- Church: Episcopal Church
- Diocese: Haiti
- Elected: 1922
- In office: 1923–1943
- Predecessor: James Theodore Holly
- Successor: C. Alfred Voegeli

Orders
- Ordination: January 10, 1896 by Davis Sessums
- Consecration: January 10, 1923 by Daniel S. Tuttle

Personal details
- Born: December 8, 1869 Petersburg, Nebraska, United States
- Died: July 13, 1948 (aged 78) Port-au-Prince, Haiti
- Buried: Holy Trinity Cathedral, Port-au-Prince
- Denomination: Anglican
- Parents: Henry Samuel Carson & Mary Thomas
- Spouse: Zoe Theotiste Garig
- Children: 1

= Harry Roberts Carson =

American bishop

Harry Roberts Carson (December 8, 1869 - July 13, 1948) was an American Episcopal cleric who served as bishop of the Episcopal Diocese of Haiti from 1923 to 1943.

==Biography==
Carson was born on December 8, 1869, in Norristown, Pennsylvania, the son of Henry Samuel Carson and Mary Thomas. He studied at Sewanee: The University of the South between 1893 and 1895. After graduation he was ordained deacon on January 1, 1895, and priest on January 10, 1896, by the Bishop of Louisiana Davis Sessums in Christ Church Cathedral (New Orleans). He then served as a general missionary in the Diocese of Louisiana until 1898, after which he became a navy chaplain in the Spanish–American War. He then served as rector of St Mary's Church in Franklin, Louisiana between 1899 and 1904. In 1904 he became rector of Grace Church in Monroe, Louisiana, while in 1910 he was appointed Archdeacon of Northern Louisiana, a post he retained till 1912. Afterwards he became chaplain at Ancon Hospital in the Panama Canal Zone and Archdeacon of Panama between 1913 and 1922.
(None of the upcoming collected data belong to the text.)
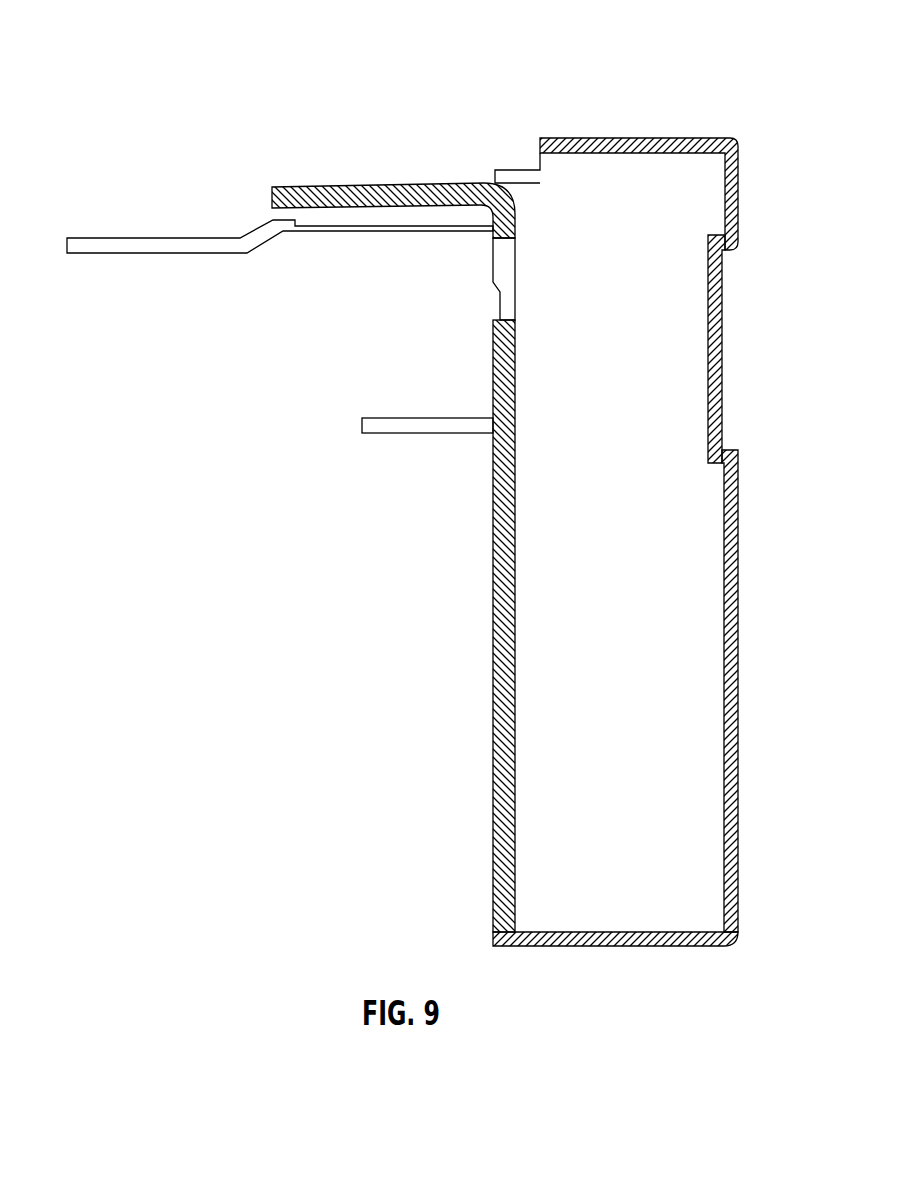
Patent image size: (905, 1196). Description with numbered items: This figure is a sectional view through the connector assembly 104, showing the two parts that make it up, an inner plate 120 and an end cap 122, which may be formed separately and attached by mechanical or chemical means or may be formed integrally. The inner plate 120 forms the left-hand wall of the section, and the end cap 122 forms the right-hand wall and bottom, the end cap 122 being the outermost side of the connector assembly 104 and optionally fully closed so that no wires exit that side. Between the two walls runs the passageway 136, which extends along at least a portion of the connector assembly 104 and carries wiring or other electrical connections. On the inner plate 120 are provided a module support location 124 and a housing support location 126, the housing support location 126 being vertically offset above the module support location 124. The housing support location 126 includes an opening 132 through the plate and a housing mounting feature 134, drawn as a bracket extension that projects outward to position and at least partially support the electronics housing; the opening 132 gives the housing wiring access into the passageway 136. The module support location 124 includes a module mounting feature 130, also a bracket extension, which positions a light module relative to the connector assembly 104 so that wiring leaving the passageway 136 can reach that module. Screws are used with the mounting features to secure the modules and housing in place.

The connector assembly 104 is at (752, 60).
The inner plate 120 is at (493, 762).
The end cap 122 is at (735, 573).
The module support location 124 is at (307, 365).
The housing support location 126 is at (287, 145).
The module mounting feature 130 is at (468, 417).
The opening 132 is at (507, 277).
The housing mounting feature 134 is at (137, 237).
The passageway 136 is at (684, 380).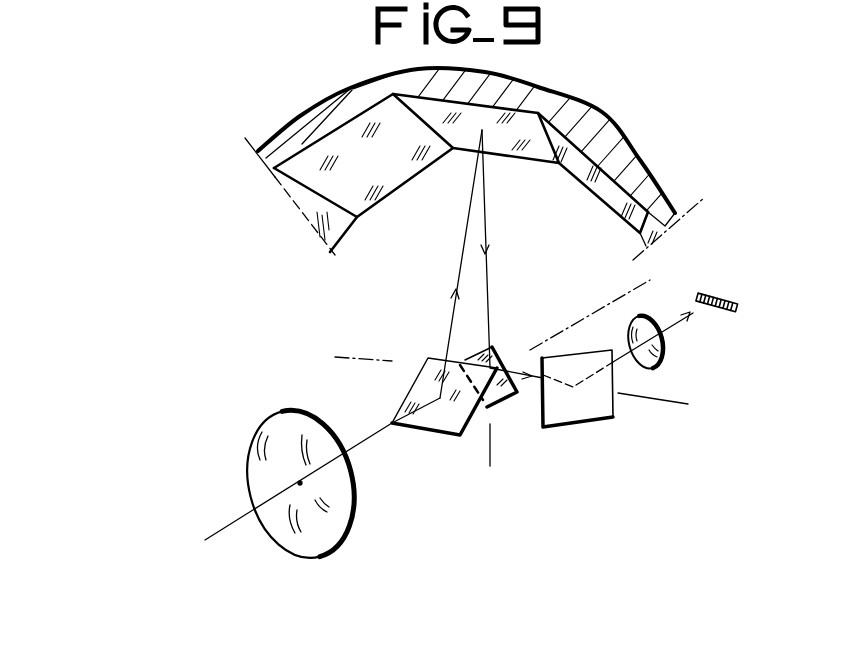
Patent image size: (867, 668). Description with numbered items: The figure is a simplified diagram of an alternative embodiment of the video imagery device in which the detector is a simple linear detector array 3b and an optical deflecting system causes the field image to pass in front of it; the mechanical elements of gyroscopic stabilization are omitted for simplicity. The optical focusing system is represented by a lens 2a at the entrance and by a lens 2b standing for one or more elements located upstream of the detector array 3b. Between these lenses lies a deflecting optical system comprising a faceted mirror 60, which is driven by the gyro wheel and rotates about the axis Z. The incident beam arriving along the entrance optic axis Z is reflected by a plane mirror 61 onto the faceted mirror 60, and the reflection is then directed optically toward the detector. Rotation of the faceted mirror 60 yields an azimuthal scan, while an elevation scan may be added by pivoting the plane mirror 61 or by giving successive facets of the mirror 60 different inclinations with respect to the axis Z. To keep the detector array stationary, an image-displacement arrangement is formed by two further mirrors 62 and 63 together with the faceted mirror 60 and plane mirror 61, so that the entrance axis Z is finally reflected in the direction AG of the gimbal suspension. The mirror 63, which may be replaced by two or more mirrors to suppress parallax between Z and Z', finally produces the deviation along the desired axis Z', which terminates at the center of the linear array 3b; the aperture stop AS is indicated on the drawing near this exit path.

He was elected Missionary Bishop of Haiti in 1922 and was consecrated to the episcopate on January 10, 1923, with Presiding Bishop Daniel S. Tuttle as chief consecrator. As from January 1, 1928, he was also Bishop in charge of the Dominican Republic. He retired in 1943 and died on July 13, 1948, in Port-au-Prince, Haiti.